Трубку Кей не разбил о тумбу лишь из уважения к другу. Долго тяжело дышал, силясь обуздать слепящий гнев, кое-как выдохнул, понял, что до сих пор трещит в руках задушенный пластик.
После заставил себя отправиться в ванную – перед сном желал помыться и почистить зубы, не терпел, когда пахли причиндалы. И если все продолжится так, как идет сейчас, чистоплотным ему удастся пробыть недолго.
* * *
Терран. Катлан.
Веста.
(Efisio Cross – Lettre À Élise)
Тесто во всех домах месили с самого утра. Повод – сватовство Гриня к Эльне. Быть еще одному празднику, быть еще одной паре.
– Дочь, не расстраивайся…
Мама катала рядом по присыпанному мукой столу мягкий бледный шарик – основу будущего ягодного пирога, – я же замешивала другое – на вареники.
И морщины на моем лбу, проступившие от напряженной умственной деятельности, она приняла за скрытую обиду.
На самом деле меня тревожило другое – сегодня последний день действия провидческого дара. Я должна успеть…

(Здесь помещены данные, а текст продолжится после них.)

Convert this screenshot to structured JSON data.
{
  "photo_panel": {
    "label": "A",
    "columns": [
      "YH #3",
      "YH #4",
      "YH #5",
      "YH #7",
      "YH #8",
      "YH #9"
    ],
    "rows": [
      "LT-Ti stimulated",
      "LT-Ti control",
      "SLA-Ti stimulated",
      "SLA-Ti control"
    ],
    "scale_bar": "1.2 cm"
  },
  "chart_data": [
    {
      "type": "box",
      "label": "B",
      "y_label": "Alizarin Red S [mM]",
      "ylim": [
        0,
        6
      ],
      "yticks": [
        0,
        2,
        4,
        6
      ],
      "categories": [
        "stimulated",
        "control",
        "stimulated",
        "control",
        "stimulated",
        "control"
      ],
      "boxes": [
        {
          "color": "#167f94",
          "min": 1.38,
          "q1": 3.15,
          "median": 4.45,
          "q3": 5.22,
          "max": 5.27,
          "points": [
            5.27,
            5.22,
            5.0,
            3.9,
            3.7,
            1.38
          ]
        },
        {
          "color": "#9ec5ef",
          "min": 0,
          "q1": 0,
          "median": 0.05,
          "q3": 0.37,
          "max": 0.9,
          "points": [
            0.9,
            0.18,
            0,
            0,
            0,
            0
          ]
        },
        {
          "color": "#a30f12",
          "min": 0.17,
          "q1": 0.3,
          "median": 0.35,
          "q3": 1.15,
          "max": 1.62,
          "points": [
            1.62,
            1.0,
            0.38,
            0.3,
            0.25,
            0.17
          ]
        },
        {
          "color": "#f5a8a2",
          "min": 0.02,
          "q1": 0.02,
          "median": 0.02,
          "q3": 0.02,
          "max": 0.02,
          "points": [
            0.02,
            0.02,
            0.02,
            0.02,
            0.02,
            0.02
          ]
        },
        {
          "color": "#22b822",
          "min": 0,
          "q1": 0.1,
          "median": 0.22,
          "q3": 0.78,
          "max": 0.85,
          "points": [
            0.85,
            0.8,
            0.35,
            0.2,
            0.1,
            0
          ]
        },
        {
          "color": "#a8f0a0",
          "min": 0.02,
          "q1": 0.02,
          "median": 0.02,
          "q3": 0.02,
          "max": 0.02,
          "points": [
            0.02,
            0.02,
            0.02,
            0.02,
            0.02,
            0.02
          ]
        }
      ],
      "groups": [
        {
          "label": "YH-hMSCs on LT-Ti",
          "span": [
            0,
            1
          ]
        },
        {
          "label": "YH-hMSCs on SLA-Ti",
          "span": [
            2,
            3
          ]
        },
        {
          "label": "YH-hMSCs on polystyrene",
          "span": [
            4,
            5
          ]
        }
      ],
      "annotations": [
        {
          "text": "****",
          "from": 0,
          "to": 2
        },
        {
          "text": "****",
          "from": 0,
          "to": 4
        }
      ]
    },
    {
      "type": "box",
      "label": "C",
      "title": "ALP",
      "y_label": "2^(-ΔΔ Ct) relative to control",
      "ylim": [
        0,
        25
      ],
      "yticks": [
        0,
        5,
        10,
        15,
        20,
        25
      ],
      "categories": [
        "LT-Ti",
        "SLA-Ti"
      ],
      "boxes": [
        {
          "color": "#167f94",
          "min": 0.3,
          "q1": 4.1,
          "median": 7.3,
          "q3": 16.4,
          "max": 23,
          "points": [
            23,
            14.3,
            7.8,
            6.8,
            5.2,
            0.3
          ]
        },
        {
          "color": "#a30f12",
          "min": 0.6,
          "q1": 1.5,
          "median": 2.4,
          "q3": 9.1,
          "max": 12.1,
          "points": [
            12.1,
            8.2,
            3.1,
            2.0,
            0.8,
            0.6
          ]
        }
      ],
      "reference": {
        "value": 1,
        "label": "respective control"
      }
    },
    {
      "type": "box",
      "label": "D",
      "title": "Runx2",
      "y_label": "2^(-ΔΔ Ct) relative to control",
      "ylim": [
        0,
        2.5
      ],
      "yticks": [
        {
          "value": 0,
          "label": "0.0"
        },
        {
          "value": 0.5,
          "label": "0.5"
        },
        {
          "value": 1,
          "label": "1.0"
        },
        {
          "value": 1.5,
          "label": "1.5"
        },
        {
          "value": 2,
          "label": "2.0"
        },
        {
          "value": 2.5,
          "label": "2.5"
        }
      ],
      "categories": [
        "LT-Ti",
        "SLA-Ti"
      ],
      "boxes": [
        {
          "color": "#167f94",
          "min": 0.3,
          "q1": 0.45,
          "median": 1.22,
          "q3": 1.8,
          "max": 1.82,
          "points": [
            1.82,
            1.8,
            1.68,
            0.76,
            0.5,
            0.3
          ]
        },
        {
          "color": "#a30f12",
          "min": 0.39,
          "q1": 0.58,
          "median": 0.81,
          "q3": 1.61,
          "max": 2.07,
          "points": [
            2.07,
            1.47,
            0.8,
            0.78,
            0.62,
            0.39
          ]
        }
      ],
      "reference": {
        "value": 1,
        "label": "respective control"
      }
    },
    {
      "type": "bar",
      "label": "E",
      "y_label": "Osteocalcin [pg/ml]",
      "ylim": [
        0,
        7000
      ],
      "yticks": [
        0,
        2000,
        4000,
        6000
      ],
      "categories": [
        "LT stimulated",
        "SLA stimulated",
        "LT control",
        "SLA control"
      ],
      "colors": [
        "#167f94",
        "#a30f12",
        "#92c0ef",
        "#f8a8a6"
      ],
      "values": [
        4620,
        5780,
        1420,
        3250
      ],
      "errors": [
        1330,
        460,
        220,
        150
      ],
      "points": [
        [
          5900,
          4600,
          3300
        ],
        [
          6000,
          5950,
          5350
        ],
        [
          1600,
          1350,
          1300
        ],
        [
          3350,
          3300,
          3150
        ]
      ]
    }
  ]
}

«– Варви, пожалуйста, отправь меня в иной мир через дверь… Варви, ты мне ничего не говорила, слышишь? Я сама ее нашла…»
Варви, помоги…
Варви, отвори Портал…
Варви, забрось меня туда же, куда и Агапа…
Она каждый раз соглашалась.
И каждый раз умирала, не проходило и десяти минут.
Почему? Ведь я поясняла, что сама нашла дверь, – она молчала! Почему?
От раздражения я месила тесто вдвое агрессивнее обычного – звенело от резких движений по столу дно миски.
«Мягче, мягче», – безмолвно просила мать, а мне не до того.
Неужели Комиссионеры дали добро на перемещение Агапа, но не других «гостей»? Тогда ее смерть, если не оправдана, то хотя бы понятна. Я прокрутила в голове десятки, сотни различных диалогов, а результат один – смерть старухи. Нет, этот вариант мне не подходит, Варви не заслужила скорой кончины, и уж точно не за то, что помогла мне. Нет, нет и нет…
Что же делать?
Я представляла, как нахожу в лесу дверь самостоятельно, пытаюсь пройти сквозь, но портал не пускает – неактивен. А как вызвать панель активации – не знаю, забыла. Я и с одной стороны к проходу, и с другой – тщетно. После стала мучить в воображении Агапа:
«Дед Агап, расскажи, как открыть коридор, научи, ведь сам ходишь…»
И всякий раз он так пугался этого разговора, что хватался за сердце и бежал прочь, приговаривая «ничёво не знаю, не знаю, уйди…»
Ничёво.
– Ну почему?! – не удержалась и прорычала я вслух.